Irina Ellison, a Harvard English lecturer, has just learned that she carries the gene for Huntington’s disease that recently took the life of her father, a once-brilliant musician and chess master. She discovers a letter that he wrote to Bezetov during the early years when the young Russian overcame one loss after another to finally achieve his goal to the world chess title. Irina’s father had taught her to play chess, and she had grown up watching Bezetov’s widely acclaimed matches. He was a great admirer of the young chess whiz and, having just learned of his disease at the time, had written to Bezetov for words to inspire him to maintain his struggle in the face of such overwhelming odds. Irina suspects that the letter was never answered, and now, after witnessing the horrific 20-year decline and death of her father, she knows that this, too, will be her fate. She has been told that the onset of symptoms is imminent. She tosses caution to the winds, leaving her lover and her position at Harvard to travel to Russia in pursuit of the elusive Bezetov. She hopes to have him give her the answers he never gave her father.
duBois tells this gripping tale of political intrigue, romantic idealism, pathos and triumph over crushing obstacles in a political thriller at once heartwarming and heartbreaking. The parallel lives of Bezetov and Ellison are played out like pieces in a chess match. The deft handling of this intense storyline further amplifies duBois’s intellectual grasp of three seemingly disparate subjects. A plot based on such sobering subject matter could turn into a polemic or become sentimentally maudlin, but such is her immense literary skill as she writes with wit, irony and depth of knowledge that we are instantly caught up in a story that has you in its thrall right to the surprisingly satisfying end.

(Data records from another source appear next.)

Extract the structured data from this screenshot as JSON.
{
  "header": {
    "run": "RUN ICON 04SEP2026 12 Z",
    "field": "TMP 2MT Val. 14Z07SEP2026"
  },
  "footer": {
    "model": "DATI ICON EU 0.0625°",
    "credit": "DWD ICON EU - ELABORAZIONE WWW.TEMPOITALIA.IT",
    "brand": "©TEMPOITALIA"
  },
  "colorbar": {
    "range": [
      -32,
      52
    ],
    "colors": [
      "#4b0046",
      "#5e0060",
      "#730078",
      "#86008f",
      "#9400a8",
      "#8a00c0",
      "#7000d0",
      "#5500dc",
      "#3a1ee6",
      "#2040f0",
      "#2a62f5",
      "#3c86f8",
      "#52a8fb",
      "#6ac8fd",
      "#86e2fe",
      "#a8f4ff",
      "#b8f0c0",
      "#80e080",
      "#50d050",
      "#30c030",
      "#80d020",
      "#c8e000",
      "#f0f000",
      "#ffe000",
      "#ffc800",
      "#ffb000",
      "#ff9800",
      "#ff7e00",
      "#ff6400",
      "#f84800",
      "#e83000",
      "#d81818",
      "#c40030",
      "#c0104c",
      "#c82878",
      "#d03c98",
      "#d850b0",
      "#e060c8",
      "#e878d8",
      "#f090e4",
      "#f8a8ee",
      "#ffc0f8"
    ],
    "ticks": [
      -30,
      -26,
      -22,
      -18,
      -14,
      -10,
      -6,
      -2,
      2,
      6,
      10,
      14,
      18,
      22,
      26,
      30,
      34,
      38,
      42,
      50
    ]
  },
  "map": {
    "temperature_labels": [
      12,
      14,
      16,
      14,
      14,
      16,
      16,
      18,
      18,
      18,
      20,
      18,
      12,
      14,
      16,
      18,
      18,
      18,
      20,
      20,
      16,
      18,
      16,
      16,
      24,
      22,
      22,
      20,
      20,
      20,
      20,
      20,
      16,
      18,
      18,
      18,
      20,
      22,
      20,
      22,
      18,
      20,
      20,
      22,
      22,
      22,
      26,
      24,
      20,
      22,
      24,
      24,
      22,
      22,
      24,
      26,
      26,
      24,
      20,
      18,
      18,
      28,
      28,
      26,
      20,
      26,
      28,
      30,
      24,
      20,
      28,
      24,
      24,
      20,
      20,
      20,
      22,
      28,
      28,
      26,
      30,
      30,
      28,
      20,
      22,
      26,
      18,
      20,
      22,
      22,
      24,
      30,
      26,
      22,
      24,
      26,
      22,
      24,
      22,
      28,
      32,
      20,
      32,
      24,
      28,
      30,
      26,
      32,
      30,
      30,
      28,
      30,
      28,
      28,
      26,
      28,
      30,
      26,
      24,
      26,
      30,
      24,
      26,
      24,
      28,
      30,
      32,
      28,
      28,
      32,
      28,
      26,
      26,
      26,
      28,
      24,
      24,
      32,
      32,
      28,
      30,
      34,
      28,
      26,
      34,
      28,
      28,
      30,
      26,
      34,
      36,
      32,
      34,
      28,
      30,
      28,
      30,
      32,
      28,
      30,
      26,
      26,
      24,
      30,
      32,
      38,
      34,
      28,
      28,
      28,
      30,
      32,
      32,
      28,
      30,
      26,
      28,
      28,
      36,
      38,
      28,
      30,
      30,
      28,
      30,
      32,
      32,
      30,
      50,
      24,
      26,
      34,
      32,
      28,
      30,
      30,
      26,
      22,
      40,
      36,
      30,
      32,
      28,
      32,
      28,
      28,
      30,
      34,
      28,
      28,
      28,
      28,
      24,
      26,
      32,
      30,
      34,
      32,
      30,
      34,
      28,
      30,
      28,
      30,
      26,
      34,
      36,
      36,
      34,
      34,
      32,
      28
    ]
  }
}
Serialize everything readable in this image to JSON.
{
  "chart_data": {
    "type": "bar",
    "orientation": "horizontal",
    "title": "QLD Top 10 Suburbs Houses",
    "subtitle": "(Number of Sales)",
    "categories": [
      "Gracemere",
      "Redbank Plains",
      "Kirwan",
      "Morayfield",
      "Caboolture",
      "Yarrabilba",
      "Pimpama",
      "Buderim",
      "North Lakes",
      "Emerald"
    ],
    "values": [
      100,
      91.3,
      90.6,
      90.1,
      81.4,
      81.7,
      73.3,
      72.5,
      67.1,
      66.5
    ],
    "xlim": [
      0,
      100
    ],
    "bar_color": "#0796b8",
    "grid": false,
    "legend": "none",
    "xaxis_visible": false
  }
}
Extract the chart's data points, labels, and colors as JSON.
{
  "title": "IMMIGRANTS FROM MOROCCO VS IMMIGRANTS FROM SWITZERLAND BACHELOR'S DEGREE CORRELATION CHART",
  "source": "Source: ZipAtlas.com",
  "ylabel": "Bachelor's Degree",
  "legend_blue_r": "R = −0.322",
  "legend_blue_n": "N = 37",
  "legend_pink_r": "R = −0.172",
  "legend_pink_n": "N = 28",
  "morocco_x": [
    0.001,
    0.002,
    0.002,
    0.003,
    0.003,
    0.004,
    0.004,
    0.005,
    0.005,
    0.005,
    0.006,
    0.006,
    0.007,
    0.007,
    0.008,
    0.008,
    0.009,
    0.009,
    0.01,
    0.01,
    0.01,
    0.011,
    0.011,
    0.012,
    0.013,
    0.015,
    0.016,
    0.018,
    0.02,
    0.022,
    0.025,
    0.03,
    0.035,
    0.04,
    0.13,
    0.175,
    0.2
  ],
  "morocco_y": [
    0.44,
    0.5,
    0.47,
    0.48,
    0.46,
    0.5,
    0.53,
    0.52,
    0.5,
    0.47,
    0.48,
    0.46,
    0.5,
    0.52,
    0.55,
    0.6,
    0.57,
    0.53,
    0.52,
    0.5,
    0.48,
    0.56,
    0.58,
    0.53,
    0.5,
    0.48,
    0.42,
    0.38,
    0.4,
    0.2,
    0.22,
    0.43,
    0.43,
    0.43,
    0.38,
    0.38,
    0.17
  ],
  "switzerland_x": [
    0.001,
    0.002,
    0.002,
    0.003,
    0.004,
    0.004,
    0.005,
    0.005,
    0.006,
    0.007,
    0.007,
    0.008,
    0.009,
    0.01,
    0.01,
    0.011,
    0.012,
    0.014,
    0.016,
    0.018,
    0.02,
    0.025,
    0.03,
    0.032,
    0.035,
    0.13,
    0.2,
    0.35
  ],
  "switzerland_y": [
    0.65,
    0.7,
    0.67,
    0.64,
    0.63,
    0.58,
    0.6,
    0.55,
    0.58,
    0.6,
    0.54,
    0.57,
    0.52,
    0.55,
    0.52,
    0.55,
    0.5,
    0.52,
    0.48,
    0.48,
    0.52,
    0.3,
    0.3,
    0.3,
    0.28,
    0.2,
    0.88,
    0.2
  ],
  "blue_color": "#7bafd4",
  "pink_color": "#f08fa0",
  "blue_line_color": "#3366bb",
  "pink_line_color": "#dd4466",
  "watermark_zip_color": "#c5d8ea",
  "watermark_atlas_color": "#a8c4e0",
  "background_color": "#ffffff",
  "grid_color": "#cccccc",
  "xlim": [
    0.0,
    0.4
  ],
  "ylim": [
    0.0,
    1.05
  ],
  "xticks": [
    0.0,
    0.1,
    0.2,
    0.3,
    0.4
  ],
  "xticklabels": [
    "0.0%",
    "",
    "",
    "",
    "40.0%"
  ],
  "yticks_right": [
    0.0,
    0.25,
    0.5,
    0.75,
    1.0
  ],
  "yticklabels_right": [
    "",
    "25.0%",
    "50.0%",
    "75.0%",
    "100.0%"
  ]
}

duBois is a product of the Iowa Writer’s Workshop, which for almost eight decades has produced some of the icons of literature. Among the notable graduates or Pulitzer Prize winners are T.S. Boyle, Andre Dubus, Gail Godwin, John Irving, Flannery O’Connor, Ann Patchett, Jane Smiley, Wallace Stegner, Robert Penn Warren, Phillip Roth and John Cheever. A PARTIAL HISTORY OF LOST CAUSES is a tour de force on its own, but this young writer shows so much promise, we can only look forward to much more from her creative mind.